On returning to school students analyse their data and, in conjunction with further research, present their findings as a scientific poster. They select one organism viewed over the 2 days, identify a range of its adaptations and link these adaptations to the organism’s survival in its habitat – in other words, “how can the organism live where it does”.
The Unit 1 Biology teachers (Matthew Goodridge Kelly, James Dean and Di Keage) along with the students would like to say a big thank-you to the staff who came along to ensure the success of the camp by driving the buses, organising the allocation of rooms and getting breakfast on the table: Louise Bates, Tom Williams, Penelope Cleghorn, Judy Finger, Dawn Morrissey and Elena Aleksoska.
Students were asked to complete a feedback sheet on their return, consensus being that students found it a worthwhile activity with the overwhelming highlight being snorkelling. If parents have any suggestions, we would be delighted to hear from you.
To end, here is a reflection from one of our International students, Kelly Tra My Nguyen, that nicely illustrates the value of field-based learning.
After a few weeks into Term 1, the school took us on a two-day Marine Biology Camp in Queenscliff in Victoria, two hours drive from Melbourne and it was such a great trip.
Once we arrived at the Marine Discovery Centre, we had the chance to visit the aquarium, to be introduced to the fascinating structures and behaviours of the organisms that allow them to adapt to the environment they live in, and to investigate a variety of structure-function relationships of marine animals and plants. We also explored the animal and plant life of the rocky shore.
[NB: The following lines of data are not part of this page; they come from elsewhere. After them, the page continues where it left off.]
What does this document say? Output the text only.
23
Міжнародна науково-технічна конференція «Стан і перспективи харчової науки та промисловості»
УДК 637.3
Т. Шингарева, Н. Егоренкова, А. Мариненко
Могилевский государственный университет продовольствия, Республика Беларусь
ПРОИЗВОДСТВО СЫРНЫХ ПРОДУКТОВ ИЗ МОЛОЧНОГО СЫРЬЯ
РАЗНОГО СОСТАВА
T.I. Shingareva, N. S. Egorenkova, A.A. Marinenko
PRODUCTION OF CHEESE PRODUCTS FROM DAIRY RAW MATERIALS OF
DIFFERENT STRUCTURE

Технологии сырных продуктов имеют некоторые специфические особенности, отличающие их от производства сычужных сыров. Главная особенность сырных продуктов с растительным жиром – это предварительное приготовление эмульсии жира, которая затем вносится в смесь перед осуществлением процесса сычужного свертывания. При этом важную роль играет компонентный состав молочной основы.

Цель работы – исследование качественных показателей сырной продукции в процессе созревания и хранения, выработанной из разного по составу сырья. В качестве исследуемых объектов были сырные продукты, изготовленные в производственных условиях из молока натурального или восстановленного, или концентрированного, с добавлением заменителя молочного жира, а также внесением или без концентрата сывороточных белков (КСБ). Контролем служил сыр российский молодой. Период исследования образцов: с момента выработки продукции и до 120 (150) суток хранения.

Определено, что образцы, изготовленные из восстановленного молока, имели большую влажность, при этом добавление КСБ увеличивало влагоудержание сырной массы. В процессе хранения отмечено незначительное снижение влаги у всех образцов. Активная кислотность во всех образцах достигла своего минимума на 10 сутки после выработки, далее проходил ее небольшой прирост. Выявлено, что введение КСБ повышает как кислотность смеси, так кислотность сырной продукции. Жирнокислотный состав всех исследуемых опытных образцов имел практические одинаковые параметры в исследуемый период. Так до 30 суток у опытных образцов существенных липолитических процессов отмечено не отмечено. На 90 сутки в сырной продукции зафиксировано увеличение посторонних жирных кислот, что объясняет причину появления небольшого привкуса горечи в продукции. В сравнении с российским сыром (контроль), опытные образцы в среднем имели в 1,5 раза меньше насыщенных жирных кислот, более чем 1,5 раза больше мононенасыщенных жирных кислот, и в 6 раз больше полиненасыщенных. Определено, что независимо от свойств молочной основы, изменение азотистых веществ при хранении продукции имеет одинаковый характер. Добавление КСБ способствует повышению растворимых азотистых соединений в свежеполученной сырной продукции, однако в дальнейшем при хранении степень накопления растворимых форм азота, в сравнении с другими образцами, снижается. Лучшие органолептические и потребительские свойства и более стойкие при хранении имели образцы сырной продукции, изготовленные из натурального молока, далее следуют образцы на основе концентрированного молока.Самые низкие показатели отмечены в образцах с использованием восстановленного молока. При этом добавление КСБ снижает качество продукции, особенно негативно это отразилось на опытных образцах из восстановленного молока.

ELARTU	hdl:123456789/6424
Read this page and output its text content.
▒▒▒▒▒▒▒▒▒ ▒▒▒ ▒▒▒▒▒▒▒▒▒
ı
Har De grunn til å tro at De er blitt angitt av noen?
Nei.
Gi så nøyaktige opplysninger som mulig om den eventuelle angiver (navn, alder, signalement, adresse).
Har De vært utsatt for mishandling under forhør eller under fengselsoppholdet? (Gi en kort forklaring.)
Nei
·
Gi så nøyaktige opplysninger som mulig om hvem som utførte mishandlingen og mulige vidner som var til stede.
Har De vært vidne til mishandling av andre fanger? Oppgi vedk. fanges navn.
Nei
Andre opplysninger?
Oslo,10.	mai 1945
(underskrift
It was a super hot but fun day.
The best part of the Camp was on the second day when we went snorkelling in Port Phillip Bay. At first I was a little bit nervous but, after seeing the seals, I felt excited. They were so cute. Swimming in the ocean and observing all the marine animals and plants was such a great experience though we didn't see any dolphins swimming nearby as we hoped.
After the trip, I had more knowledge of marine diversity and made more friends. It is been one of the most unforgettable camps in my life.